(H15 1am) The Lonely Professor
At last the door crunched open with a shuddering pop, sending a cloud of dust flying up into the air. Devlin's dingy apartment was utterly dark and smelled like must. Harper Moore stepped through the doorway quietly.
"Castor?" he called out into the emptiness.
A light was on in the study, and he approached cautiously, holding a small pinprick of light in his palm to illuminate the flat. It was funny, he thought, how different their living spaces were. Devlin seemed to have fewer possessions than was
allowed by decency. Harper was sure that if Devlin hadn't inherited a few sticks of furniture from his late father, he probably wouldn't even have a bed. There was an inherent distaste for materialism evident here, as well as an aversion to dusting. The professor sneezed.
"Castor, are you here?" he asked again, rubbing his nose. The light was flickering. He pushed on the door and it swung open, revealing a spindly desk and chair that kept each other company in the otherwise empty room. A candle, nearly a puddle now, was still burning in its holder. Stacks of paper littered the desk, and a grey-blue stone lay on top of them.
He stepped closer and picked it up.

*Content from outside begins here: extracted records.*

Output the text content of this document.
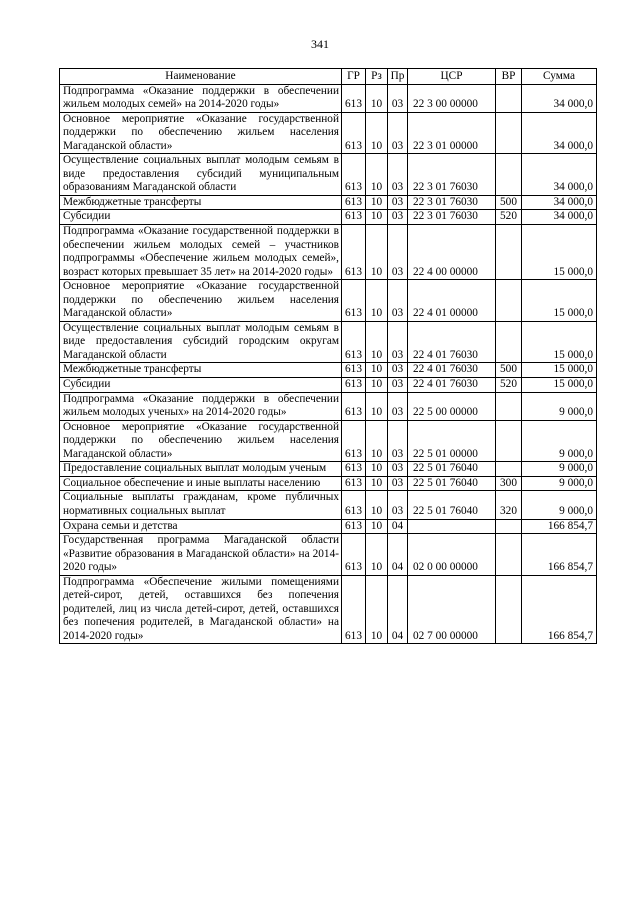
341
Наименование	ГР	Рз	Пр	ЦСР	ВР	Сумма
Подпрограмма «Оказание поддержки в обеспечении жильем молодых семей» на 2014-2020 годы»	613	10	03	22 3 00 00000		34 000,0
Основное мероприятие «Оказание государственной поддержки по обеспечению жильем населения Магаданской области»	613	10	03	22 3 01 00000		34 000,0
Осуществление социальных выплат молодым семьям в виде предоставления субсидий муниципальным образованиям Магаданской области	613	10	03	22 3 01 76030		34 000,0
Межбюджетные трансферты	613	10	03	22 3 01 76030	500	34 000,0
Субсидии	613	10	03	22 3 01 76030	520	34 000,0
Подпрограмма «Оказание государственной поддержки в обеспечении жильем молодых семей – участников подпрограммы «Обеспечение жильем молодых семей», возраст которых превышает 35 лет» на 2014-2020 годы»	613	10	03	22 4 00 00000		15 000,0
Основное мероприятие «Оказание государственной поддержки по обеспечению жильем населения Магаданской области»	613	10	03	22 4 01 00000		15 000,0
Осуществление социальных выплат молодым семьям в виде предоставления субсидий городским округам Магаданской области	613	10	03	22 4 01 76030		15 000,0
Межбюджетные трансферты	613	10	03	22 4 01 76030	500	15 000,0
Субсидии	613	10	03	22 4 01 76030	520	15 000,0
Подпрограмма «Оказание поддержки в обеспечении жильем молодых ученых» на 2014-2020 годы»	613	10	03	22 5 00 00000		9 000,0
Основное мероприятие «Оказание государственной поддержки по обеспечению жильем населения Магаданской области»	613	10	03	22 5 01 00000		9 000,0
Предоставление социальных выплат молодым ученым	613	10	03	22 5 01 76040		9 000,0
Социальное обеспечение и иные выплаты населению	613	10	03	22 5 01 76040	300	9 000,0
Социальные выплаты гражданам, кроме публичных нормативных социальных выплат	613	10	03	22 5 01 76040	320	9 000,0
Охрана семьи и детства	613	10	04			166 854,7
Государственная программа Магаданской области «Развитие образования в Магаданской области» на 2014-2020 годы»	613	10	04	02 0 00 00000		166 854,7
Подпрограмма «Обеспечение жилыми помещениями детей-сирот, детей, оставшихся без попечения родителей, лиц из числа детей-сирот, детей, оставшихся без попечения родителей, в Магаданской области» на 2014-2020 годы»	613	10	04	02 7 00 00000		166 854,7
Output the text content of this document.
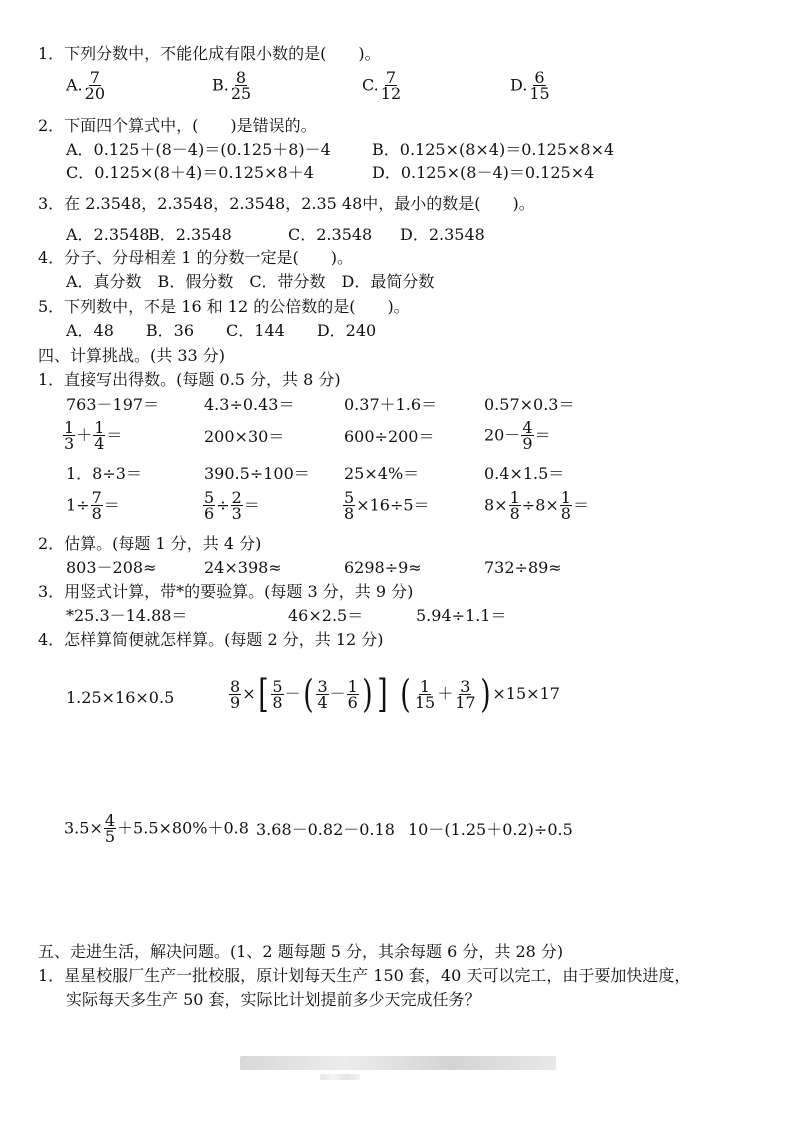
1．下列分数中，不能化成有限小数的是(　　)。
A. $\frac{7}{20}$	B. $\frac{8}{25}$	C. $\frac{7}{12}$	D. $\frac{6}{15}$
2．下面四个算式中，(　　)是错误的。
A．0.125＋(8－4)＝(0.125＋8)－4	B．0.125×(8×4)＝0.125×8×4
C．0.125×(8＋4)＝0.125×8＋4	D．0.125×(8－4)＝0.125×4
3．在 2.3548，2.3548，2.3548，2.35 48中，最小的数是(　　)。
A．2.3548
B．2.3548	C．2.3548 D．2.3548
4．分子、分母相差 1 的分数一定是(　　)。
A．真分数　B．假分数　C．带分数　D．最简分数
5．下列数中，不是 16 和 12 的公倍数的是(　　)。
A．48　　B．36　　C．144　　D．240
四、计算挑战。(共 33 分)
1．直接写出得数。(每题 0.5 分，共 8 分)
763－197＝	4.3÷0.43＝	0.37＋1.6＝	0.57×0.3＝
$\frac{1}{3} + \frac{1}{4}$ ＝	200×30＝	600÷200＝	$20- \frac{4}{9}$ ＝
1．8÷3＝	390.5÷100＝ 25×4%＝	0.4×1.5＝
$1\div \frac{7}{8}$ ＝	$\frac{5}{6} \div \frac{2}{3}$ ＝	$\frac{5}{8} \times 16\div 5=$	$8\times \frac{1}{8} \div 8\times \frac{1}{8}$ ＝
2．估算。(每题 1 分，共 4 分)
803－208≈	24×398≈	6298÷9≈	732÷89≈
3．用竖式计算，带*的要验算。(每题 3 分，共 9 分)
*25.3－14.88＝	46×2.5＝	5.94÷1.1＝
4．怎样算简便就怎样算。(每题 2 分，共 12 分)
1.25×16×0.5	$\frac{8}{9}$ ×[ $\frac{5}{8}$ －( $\frac{3}{4} - \frac{1}{6}$ ) ] ( $\frac{1}{15} + \frac{3}{17}$ ) ×15×17
$3.5\times \frac{4}{5} +5.5\times 80\%+0.8$ 3.68－0.82－0.18 10－(1.25＋0.2)÷0.5
五、走进生活，解决问题。(1、2 题每题 5 分，其余每题 6 分，共 28 分)
1．星星校服厂生产一批校服，原计划每天生产 150 套，40 天可以完工，由于要加快进度，
实际每天多生产 50 套，实际比计划提前多少天完成任务？
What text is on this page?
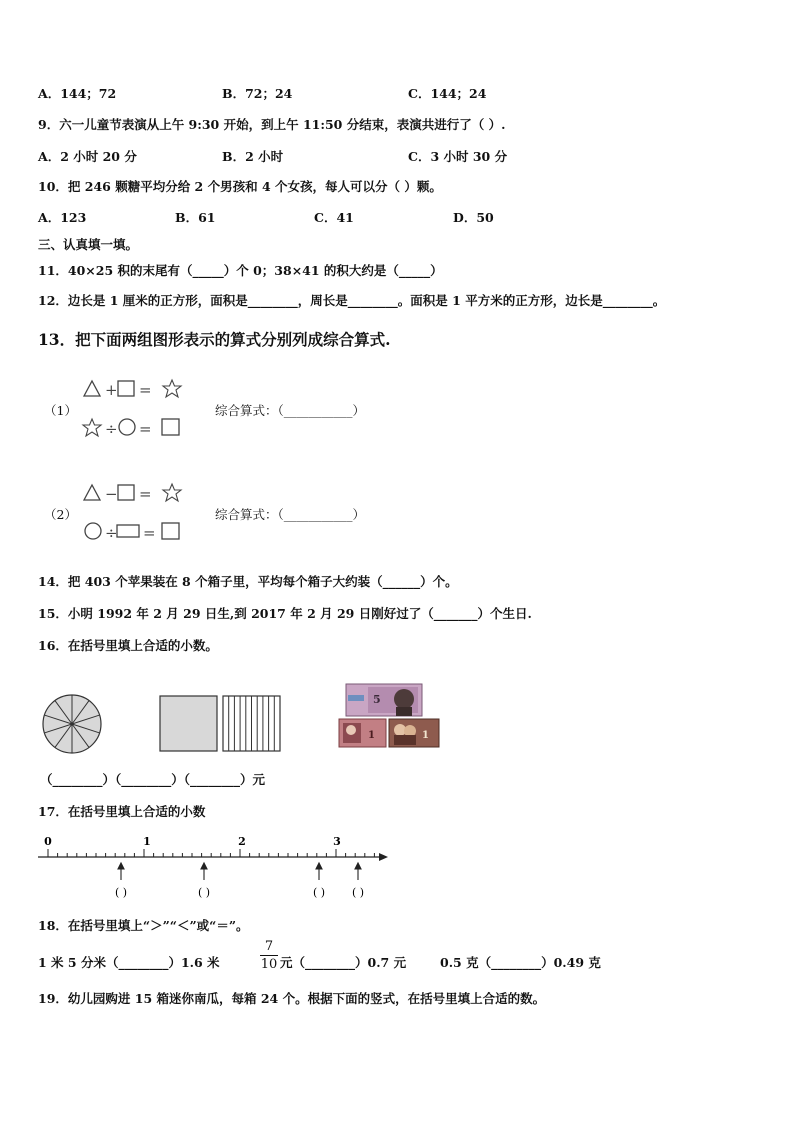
A．144；72	B．72；24	C．144；24
9．六一儿童节表演从上午 9:30 开始，到上午 11:50 分结束，表演共进行了（ ）.
A．2 小时 20 分	B．2 小时	C．3 小时 30 分
10．把 246 颗糖平均分给 2 个男孩和 4 个女孩，每人可以分（ ）颗。
A．123	B．61	C．41	D．50
三、认真填一填。
11．40×25 积的末尾有（_____）个 0；38×41 的积大约是（_____）
12．边长是 1 厘米的正方形，面积是________，周长是________。面积是 1 平方米的正方形，边长是________。
13．把下面两组图形表示的算式分别列成综合算式.
（1）
+ =
÷ =
综合算式：（___________）
（2）
− =
÷ =
综合算式：（___________）
14．把 403 个苹果装在 8 个箱子里，平均每个箱子大约装（______）个。
15．小明 1992 年 2 月 29 日生,到 2017 年 2 月 29 日刚好过了（_______）个生日.
16．在括号里填上合适的小数。
5
1	1
（________）（________）（________）元
17．在括号里填上合适的小数
0	1	2	3
( )	( )	( ) ( )
18．在括号里填上“＞”“＜”或“＝”。
1 米 5 分米（________）1.6 米
7
10 元（________）0.7 元	0.5 克（________）0.49 克
19．幼儿园购进 15 箱迷你南瓜，每箱 24 个。根据下面的竖式，在括号里填上合适的数。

It was Devlin's seerstone.
"...he came to the Infirmary, just over a month ago, in the dead of night..."Something was very wrong here.
Glancing as though he could not help himself at the papers on the desk, Harper caught sight of what appeared to be convoluted mathematical equations at first blush. But he knew the formulae with which they worked, and it didn't match up. The scribbles were haphazard and nonsensical, like code or a dead language.
"...there was a wretched puncture in his abdomen..."His stomach clenched as he looked behind him at the long coat hanging on the door. In the half-darkness it looked as thin and wraithlike as a ghost. He thought he could make out dark stain in the candlelight.
...he was dressed like a peasant. Not like a professor that needed a new suit, but like an actual human commoner...Harper felt his instincts propel him out of the room before he could fully explain why. The feeling of
get out, now! had never been stronger. Devlin was gone, and why, he couldn't say, but he was certain of one thing only - it would not be good to be caught here, not alone, not at night, not with those papers and that coat. He did not want to be anywhere near this apartment.
And that left him without his true friend, his only real confidant, the man he had grown closest to in the last ten years, the man he had always relied on to be cleverer than himself.
Harper narrowed his eyes and fled down the stairs at a breakneck pace. When he reached the night air, he slumped up against the wall of the building, feeling the rough brick scrape his neck. Lonely, lonely, lonely. She had called him lonely.
It's not loneliness unless you're alone; then it's only reality. Anger swelled up inside him again. He cursed profusely and stomped the flowerbed into a pulp with his feet.
That was it, then. Nothing left but to do it.
With a shuddering sigh, he turned towards the student dormitories and set off, feeling the ache of fear in his chest.